Il ne ressort pas de cette pièce de caractère vexatoire de la restitution de ses effets.
Si dans ses écritures et dans ce compte-rendu M. [Y] [A] souligne le fait que ses mails personnels ont été enregistrés sur une clé USB de son ordinateur et que les effets personnels ont été rassemblés, hors sa présence, il n’en tire pas de conclusions ni ne développe d’argument sur une éventuelle nécessité de respect du contradictoire.
Compte tenu de ces éléments, seules les négligences de l’employeur quant aux calcul et versement des indemnités chômage et de CET de M. [Y] [A] sont établies.
L’OPH [Localité 2] HABITAT sera condamné à ce titre à verser à M. [Y] [A] 500 euros en réparation du préjudice moral qui a découlé de la nécessité dans laquelle le salarié s’est trouvé de devoir vérifier les calculs de son employeur, et de lui adresser de multiples réclamations.
Le jugement sera réformé quant au quantum de la condamnation.
Sur les dépens et les frais irrépétibles
Le jugement sera confirmé sur ces points, s’agissant des dépens et des frais exposés en première instance.
Succombant à l’instance en appel, l’OPH [Localité 2] HABITAT sera condamné aux dépens, ainsi qu’à payer à M. [Y] [A] 2000 euros sur le fondement de l’article 700 du code de procédure civile.
PAR CES MOTIFS
La Cour, chambre sociale, statuant par arrêt contradictoire mis à disposition au greffe, après débats en audience publique et après en avoir délibéré,
Infirme le jugement rendu par le conseil de prud’hommes de Nancy rendu le 26 septembre 2023 en ce qu’il a :
— fixé le salaire mensuel de référence de Monsieur [Y] [A] à la somme de 5 310,58 euros,
— condamné l’établissement public OPH [Localité 2] HABITAT à verser à Monsieur [Y] [A] les sommes suivantes :
— 15 931,74 euros bruts au titre de l’indemnité compensatrice de préavis,
— 1 593,17 euros bruts au titre des congés afférents au préavis,
— 67 999,85 euros nets au titre de l’indemnité conventionnelle de licenciement,
— 5 000,00 euros nets à titre de dommages et intérêts pour comportement déloyal et fautif de l’employeur à l’occasion de la rupture du contrat de travail ;
— débouté M. [Y] [A] de sa demande au titre du harcèlement moral ;
Le confirme pour le surplus,
Statuant à nouveau dans ces limites,
Fixe le salaire de référence de M. [Y] [A] à 5 445,43 euros ;
Condamne l’OPH [Localité 2] HABITAT à payer à M. [Y] [A]:
— 16 336,00 euros au titre d’indemnité compensatrice de préavis,
— 1 633,60 euros au titre des congés payés afférents,
— 69 701,46 euros au titre de l’indemnité de licenciement,
— 1500 euros à titre de dommages et intérêts pour harcèlement moral,
— 500 euros à titre de dommages et intérêts pour comportement fautif de l’employeur ;
Y ajoutant,
Condamne l’OPH [Localité 2] HABITAT à payer à M. [Y] [A] 2 000 euros au titre de l’article 700 du code de procédure civile ;
Condamne l’OPH [Localité 2] HABITAT aux dépens.

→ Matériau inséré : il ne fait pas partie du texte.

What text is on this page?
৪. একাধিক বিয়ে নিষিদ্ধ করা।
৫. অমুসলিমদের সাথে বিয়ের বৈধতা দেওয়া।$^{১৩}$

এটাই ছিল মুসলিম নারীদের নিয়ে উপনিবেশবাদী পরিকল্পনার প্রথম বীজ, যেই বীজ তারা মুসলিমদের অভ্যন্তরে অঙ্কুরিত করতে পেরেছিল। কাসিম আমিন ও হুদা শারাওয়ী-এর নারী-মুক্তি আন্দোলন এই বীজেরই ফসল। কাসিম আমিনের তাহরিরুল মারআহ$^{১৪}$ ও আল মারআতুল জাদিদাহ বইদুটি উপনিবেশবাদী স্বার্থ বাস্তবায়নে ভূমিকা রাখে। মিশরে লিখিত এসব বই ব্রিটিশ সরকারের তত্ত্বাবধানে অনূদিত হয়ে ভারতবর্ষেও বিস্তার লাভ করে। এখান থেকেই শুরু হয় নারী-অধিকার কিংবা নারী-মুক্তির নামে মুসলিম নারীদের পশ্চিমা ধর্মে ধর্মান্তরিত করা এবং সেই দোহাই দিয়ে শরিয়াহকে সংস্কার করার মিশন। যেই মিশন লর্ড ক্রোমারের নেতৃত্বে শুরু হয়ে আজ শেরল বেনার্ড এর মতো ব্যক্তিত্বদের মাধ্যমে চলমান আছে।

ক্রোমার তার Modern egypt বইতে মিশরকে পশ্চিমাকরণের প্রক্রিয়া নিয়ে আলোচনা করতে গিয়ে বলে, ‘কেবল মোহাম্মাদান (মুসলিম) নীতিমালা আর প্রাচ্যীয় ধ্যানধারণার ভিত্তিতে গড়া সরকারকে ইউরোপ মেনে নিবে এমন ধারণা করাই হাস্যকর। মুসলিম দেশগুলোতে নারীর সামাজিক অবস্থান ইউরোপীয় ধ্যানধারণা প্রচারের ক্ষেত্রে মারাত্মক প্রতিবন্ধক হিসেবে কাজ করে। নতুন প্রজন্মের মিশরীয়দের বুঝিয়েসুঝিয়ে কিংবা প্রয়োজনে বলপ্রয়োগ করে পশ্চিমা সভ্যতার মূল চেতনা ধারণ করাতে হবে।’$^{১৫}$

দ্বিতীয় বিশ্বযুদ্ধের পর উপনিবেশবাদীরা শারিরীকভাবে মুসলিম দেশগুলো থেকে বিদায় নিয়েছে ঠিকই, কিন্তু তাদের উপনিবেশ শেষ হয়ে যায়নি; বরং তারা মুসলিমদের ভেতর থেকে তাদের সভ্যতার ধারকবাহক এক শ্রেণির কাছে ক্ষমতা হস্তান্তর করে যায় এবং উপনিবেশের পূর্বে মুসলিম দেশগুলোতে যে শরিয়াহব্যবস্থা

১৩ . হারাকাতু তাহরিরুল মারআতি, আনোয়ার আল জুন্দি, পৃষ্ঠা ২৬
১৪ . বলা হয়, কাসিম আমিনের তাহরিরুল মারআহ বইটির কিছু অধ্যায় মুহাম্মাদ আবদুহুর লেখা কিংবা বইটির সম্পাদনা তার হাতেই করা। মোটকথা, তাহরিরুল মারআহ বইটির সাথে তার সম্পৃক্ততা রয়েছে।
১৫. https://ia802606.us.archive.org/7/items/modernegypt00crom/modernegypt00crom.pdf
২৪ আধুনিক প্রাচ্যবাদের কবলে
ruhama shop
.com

Ainsi prononcé par mise à disposition de l’arrêt au greffe de la cour, les parties en ayant été préalablement avisées dans les conditions prévues au deuxième alinéa de l’article 450 du code de procédure civile.
Et signé par Monsieur Raphaël WEISSMANN, Président de Chambre, et par Madame Laurène RIVORY, Greffier.